The directive is part of the latest consensus reached by senior government officials from the two East African countries, who sought to stave off a brewing trade war during a meeting held in the Kenyan coastal city of Mombasa on Wednesday.
“Both neighbouring states have agreed that the regulatory institutions should be communicating regularly to sort out issues immediately as they occur,” Prof Elisante Ole Gabriel, Tanzania's permanent secretary in the Ministry of Industry, Trade and Investment, told The Citizen on Friday.
The PS was one of the key members of the Tanzanian team that also included Foreign Affairs and East Africa Cooperation PS, Prof Adolf Mkenda and Tanzania’s High Commissioner to Kenya, Dr Pindi Chana.
“We have (also) decided that the meetings of permanent or principal secretaries for ministries responsible for trade and those with direct effect to trading will be held on a quarterly basis,” said Prof Gabriel.
Key issues discussed during the meeting are how to resolve multiple charges on levies, lack of preferential treatment, delays at border points and the need for standardised inspection fees.
Uchumi, Nakumatt troubles
The two sides also discussed the non-payment of suppliers by Uchumi and Nakumatt supermarkets, which are facing financial trouble.
The slow customs procedures and slow implementation of the relevant East African Community directives also formed part of the agenda of the meeting that came amid rising concerns over a bumpy trade relation in the last few years.
“The two partner states recognised each other as a significant trading partners and underscored the importance of ease of market access for each other’s products and services,” noted the joint communiqué.

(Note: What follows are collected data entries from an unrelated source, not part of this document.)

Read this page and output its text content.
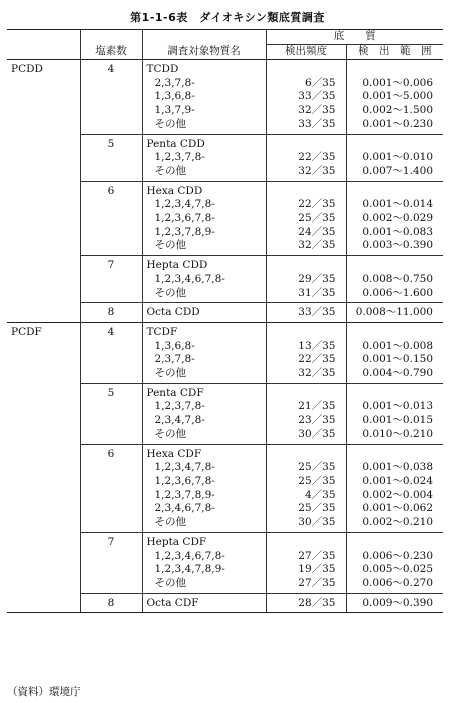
第1-1-6表　ダイオキシン類底質調査
			底　　質	
	塩素数	調査対象物質名	検出頻度	検　出　範　囲
PCDD	4	TCDD		
		2,3,7,8-	6／35	0.001～0.006
		1,3,6,8-	33／35	0.001～5.000
		1,3,7,9-	32／35	0.002～1.500
		その他	33／35	0.001～0.230
	5	Penta CDD		
		1,2,3,7,8-	22／35	0.001～0.010
		その他	32／35	0.007～1.400
	6	Hexa CDD		
		1,2,3,4,7,8-	22／35	0.001～0.014
		1,2,3,6,7,8-	25／35	0.002～0.029
		1,2,3,7,8,9-	24／35	0.001～0.083
		その他	32／35	0.003～0.390
	7	Hepta CDD		
		1,2,3,4,6,7,8-	29／35	0.008～0.750
		その他	31／35	0.006～1.600
	8	Octa CDD	33／35	0.008～11.000
PCDF	4	TCDF		
		1,3,6,8-	13／35	0.001～0.008
		2,3,7,8-	22／35	0.001～0.150
		その他	32／35	0.004～0.790
	5	Penta CDF		
		1,2,3,7,8-	21／35	0.001～0.013
		2,3,4,7,8-	23／35	0.001～0.015
		その他	30／35	0.010～0.210
	6	Hexa CDF		
		1,2,3,4,7,8-	25／35	0.001～0.038
		1,2,3,6,7,8-	25／35	0.001～0.024
		1,2,3,7,8,9-	4／35	0.002～0.004
		2,3,4,6,7,8-	25／35	0.001～0.062
		その他	30／35	0.002～0.210
	7	Hepta CDF		
		1,2,3,4,6,7,8-	27／35	0.006～0.230
		1,2,3,4,7,8,9-	19／35	0.005～0.025
		その他	27／35	0.006～0.270
	8	Octa CDF	28／35	0.009～0.390
（資料）環境庁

Other key issues agreed by the two countries include that the EAC Secretariat should come up with a regional policy to address challenges facing the retail sector to have a joint code of practice and regulations; that the chiefs of immigration services from the two countries to convene a meeting to resolve immigration issues and that Tanzania should undertake verification exercises on lubricants, edible oils, and cement in Kenya by March 31, this year.
Tanzania agreed to expedite ratification process and implement EAC Sanitary and Phytosanitary Protocol, which requires EAC partner states to establish regulatory institutions while Kenya was required to establish Food and Drugs Authority.
45pc of EAC trade
Trade between Kenya and Tanzania constitutes over 45 per cent of the entire trade within the EAC, data from the Kenya Economic Survey 2017 shows.
Their combined gross domestic product account for 76 per cent of the region’s economy, an indication that they are the economic backbone of the common market.
“In this regard, the two partner states called for effective and timely implementation of agreements made during bilateral meetings with a view to ease the flow of goods and services,” noted the joint communiqué.
Private sector representatives from the two countries made presentations highlighting trade and investment opportunities in aviation, mining, petroleum and transportation among others.